Mary triggered a strange spirit within me. I couldn’t stop talking. “I hate him so much that I sit down with him after I get home from work. Even though I’m tired, I make sure he does all of his homework. Even though I’m tired, I make sure he understands the lessons he should have learned in class since the teachers have him all day.”
Mary tried to jump in the argument, but I rambled on. “I hate him so much that I take time off of work during the day…to run up to the school with you…to plead with the principal…to not expel him for smoking weed in the girl’s bathroom! The! Girl’s! Bathroom!”

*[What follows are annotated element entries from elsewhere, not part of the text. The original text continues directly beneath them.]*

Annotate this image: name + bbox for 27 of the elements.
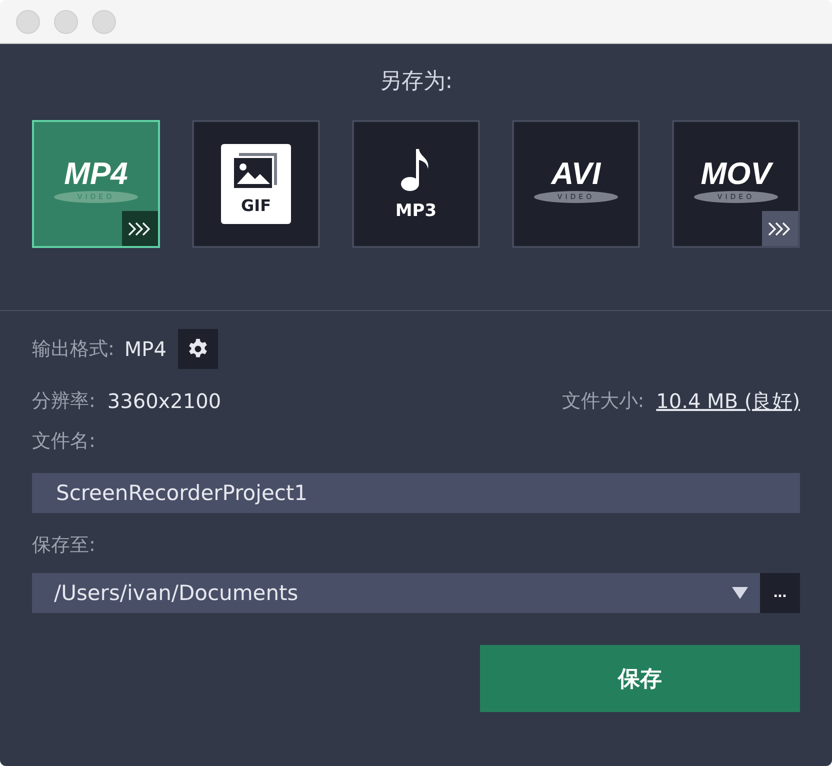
resolution-value: 3360x2100 [107, 389, 222, 413]
folder-dropdown[interactable]: /Users/ivan/Documents [32, 573, 760, 613]
file-name-label: 文件名: [32, 429, 96, 454]
format-label: MP3 [395, 201, 437, 221]
format-label: MP4 [64, 157, 128, 191]
browse-button[interactable]: ... [760, 573, 800, 613]
save-to-label: 保存至: [32, 533, 96, 558]
settings-button[interactable] [178, 329, 218, 369]
file-size-link[interactable]: 10.4 MB (良好) [656, 388, 800, 414]
settings-icon [187, 338, 210, 360]
dropdown-arrow-icon [732, 587, 748, 599]
resolution-label: 分辨率: [32, 389, 96, 414]
chevrons-icon [127, 220, 153, 236]
file-size-label: 文件大小: [562, 389, 644, 414]
more-options-button[interactable] [762, 211, 798, 246]
format-label: GIF [240, 196, 271, 216]
format-tile[interactable]: GIF [192, 120, 320, 248]
format-tile[interactable]: MP3 [352, 120, 480, 248]
output-format-label: 输出格式: [32, 337, 114, 362]
format-label: AVI [551, 157, 601, 191]
file-name-field[interactable]: ScreenRecorderProject1 [32, 473, 800, 513]
dialog-title: 另存为: [378, 68, 454, 96]
output-format-value: MP4 [124, 337, 166, 361]
chevrons-icon [767, 220, 793, 236]
more-options-button[interactable] [122, 211, 158, 246]
format-label: MOV [700, 157, 772, 191]
save-button[interactable]: 保存 [480, 645, 800, 712]
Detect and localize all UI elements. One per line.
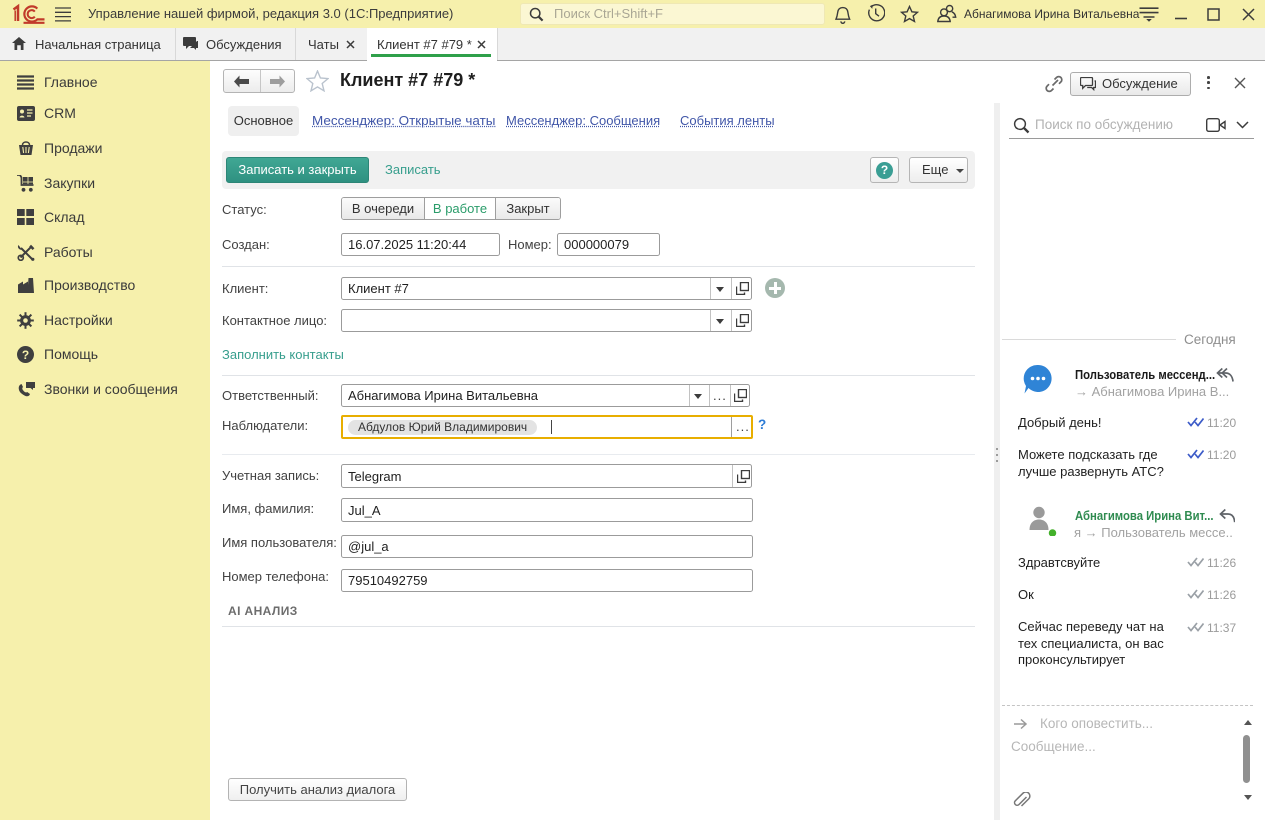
svg-text:?: ? <box>22 347 29 361</box>
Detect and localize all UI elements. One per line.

At this point Mary was screaming at the top of her lungs, but I couldn’t hear her. I only heard my own words. “I hate him so much that I make it a point to talk to him about being a Black man in America even though he strives to be a low-life nobody.”
With that last statement, Mary dropped the burnt spatula on the floor in utter shock. Chunks of scrambled eggs splattered on her feet and her eyes welled up bitter tears. When I saw her lips trembling, I tried to tell her I was sorry, but I couldn’t get the words out. She ran out of the kitchen shrieking, “Why God?!!”
After she slammed the bedroom door shut, she cried at the top of her lungs and from the bottom of her soul. I wasn’t sorrowful. I was satiated. My soul was serene. I felt like I just had superb sex, and I was spent.
I sighed as I scooped the spatula off of the floor and rinsed it in the sink. I cleaned the mess off of the floor that I had caused. I rinsed out the bowl she used to prepare the eggs. That’s when I noticed that she had used the white porcelain bowl with the brown border. I dumped some eggs on a plate and sat down at the table with my hot sauce. I clutched the fork with the plastic handle and the three big prongs and bowed my head to pray over my food. I was in peace as the storm caused by Hurricane Andre surrounded me.